杜府着了急,一把鉗住了她的手腕, “孔梓!如今這情況,你我怎好分開, 萬一有個什麼事。。。”
“能有什麼事?”孔梓冷冷一笑, 說不出的冷淡和怪異, “杜府,我從不傷無辜之人, 尤其是老幼婦孺。還有,我孔梓的身手你無需懷疑,面對可惡之人,我絕不會心慈手軟,與其擔心我, 不如擔心你自己。”
孔梓甩開了杜府的手, 抱着男孩, 頭也不回的走了, 留下杜府一臉懵逼。
沒走幾步, 撞上了幾十個身着黑色衣袍的通靈族族人,他們個個手持短劍或者弓箭等等武器, 神色有些焦急,他們是通靈之城的守衛,看見了遠處起的煙霧,怕是發生了什麼大事,才匆匆往岸邊趕去。
男孩顯然認得其中一人,掙扎着從孔梓的懷裡跳下,抱着那人的大腿,大哭着,“大哥哥,岸邊出事了!好大的火!燒得紅紅的!我疼,我疼,嗚嗚嗚。。。”
孔梓簡單地說了事情的經過,那守衛抱着孩子匆匆往回趕了,其餘的人都整裝待發往岸邊趕去。
孔梓怔了怔,天際上本是金色的夕陽西下的美景此刻掩上了層薄薄的煙霧,整個天空顯得霧濛濛黑乎乎的,有些東西就是這樣,經不起一點的污染和雜質。孔梓心裡騰起一陣異樣的感覺,就像被濃煙薰染的夕陽一樣,她覺得自己被背叛了。
莫佑琛看到城內一片混亂,到處都是奔跑亂躥的混亂場面,夾雜着小孩不停的哭叫聲,還有遠方那滾滾升起的濃煙和刺鼻的燒焦味,他心知一定是出事了。
“焚瀟!焚瀟!”一個年輕的女子在喊他,她擠過推攮的人羣向他跑來。
莫佑琛並不認識她。
那個女子眼睛通紅,淚水混着汗水讓整張臉都顯得哀痛又悲傷,“族長出了事兒,怕是不好了,你趕緊過去護着嘉措要緊!雲丹也已經過去了!快呀!趕快的!要趁着二族長沒來前!求你了,焚瀟,你一定要護着姑娘的安全!”
這不過短短半日不到的時光,莫佑琛恍惚有種自己真的是焚瀟的錯覺,他想起了嘉措的囑託,伸手往懷裡一摸,神色驟變,那交給他的族徽不見了。
那女子的淚止也止不住,不停催促着:“你趕緊去!記得你答應過族長的!萬死不辭!定護她周全!”
莫佑琛點點頭,撒腿往族長的住處跑去,他還識得路,一路狂奔而去,四周的嘈雜之聲漸漸遠去,小孩的啼哭,凌亂的奔跑聲隔絕於耳,四下變得一片安靜。
莫佑琛覺得不對勁了,前方便是族長的住處,可這附近連半個守衛的也沒看見,莫佑琛繼續往前跑着,眼神卻警惕着四周。
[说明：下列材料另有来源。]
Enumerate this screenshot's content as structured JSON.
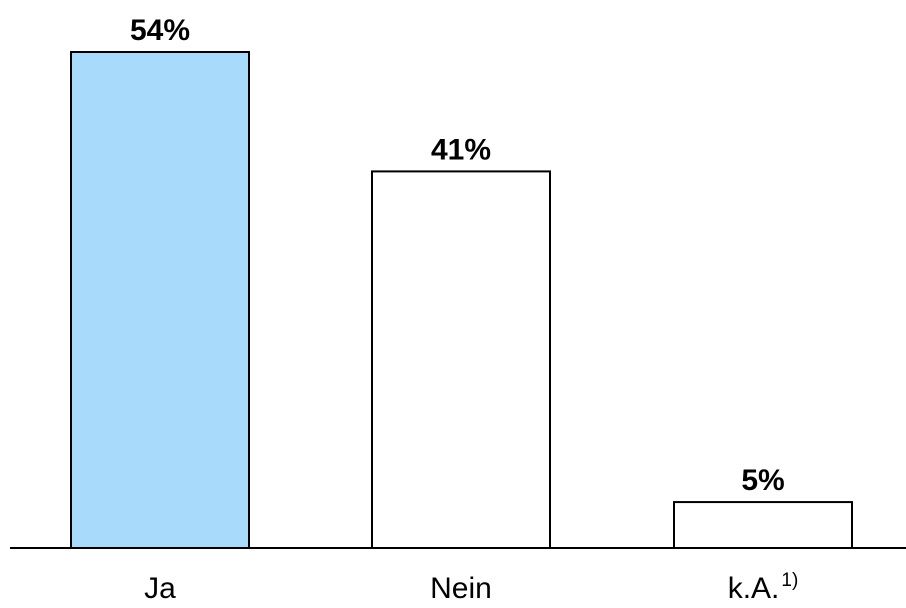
{
  "chart_data": {
    "type": "bar",
    "categories": [
      "Ja",
      "Nein",
      "k.A."
    ],
    "category_footnotes": [
      "",
      "",
      "1)"
    ],
    "values": [
      54,
      41,
      5
    ],
    "value_labels": [
      "54%",
      "41%",
      "5%"
    ],
    "bar_colors": [
      "#a8dbfb",
      "#ffffff",
      "#ffffff"
    ],
    "ylim": [
      0,
      54
    ],
    "grid": false,
    "legend": "none"
  }
}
突然一個白影一閃,一個修長的人影擋在了他面前,攔住了他的去路。
莫佑琛止住了不止,深吐出了口氣,儘量扯出了一個笑容,“喲,寒瀟,你怎麼在這裡?”
他故作輕鬆,可眼前的寒瀟半分笑意也無,他帶着面具,看不清他的神情,可莫佑琛能感覺到他周身散發出刺人的寒意,以及隱隱難覺的猶豫。
“你不許去!”
莫佑琛笑了,可只是臉上虛浮的笑容,“你知道我要去哪裡?”
“是,這事你管不了,作罷吧。”
莫佑琛不傻,他已經琢磨出了大概,怕是族長的性命危在旦夕,而二族長有意取而代之,恐怕岸邊的紛亂也是他爲之的,那嘉措的處境的確危險了。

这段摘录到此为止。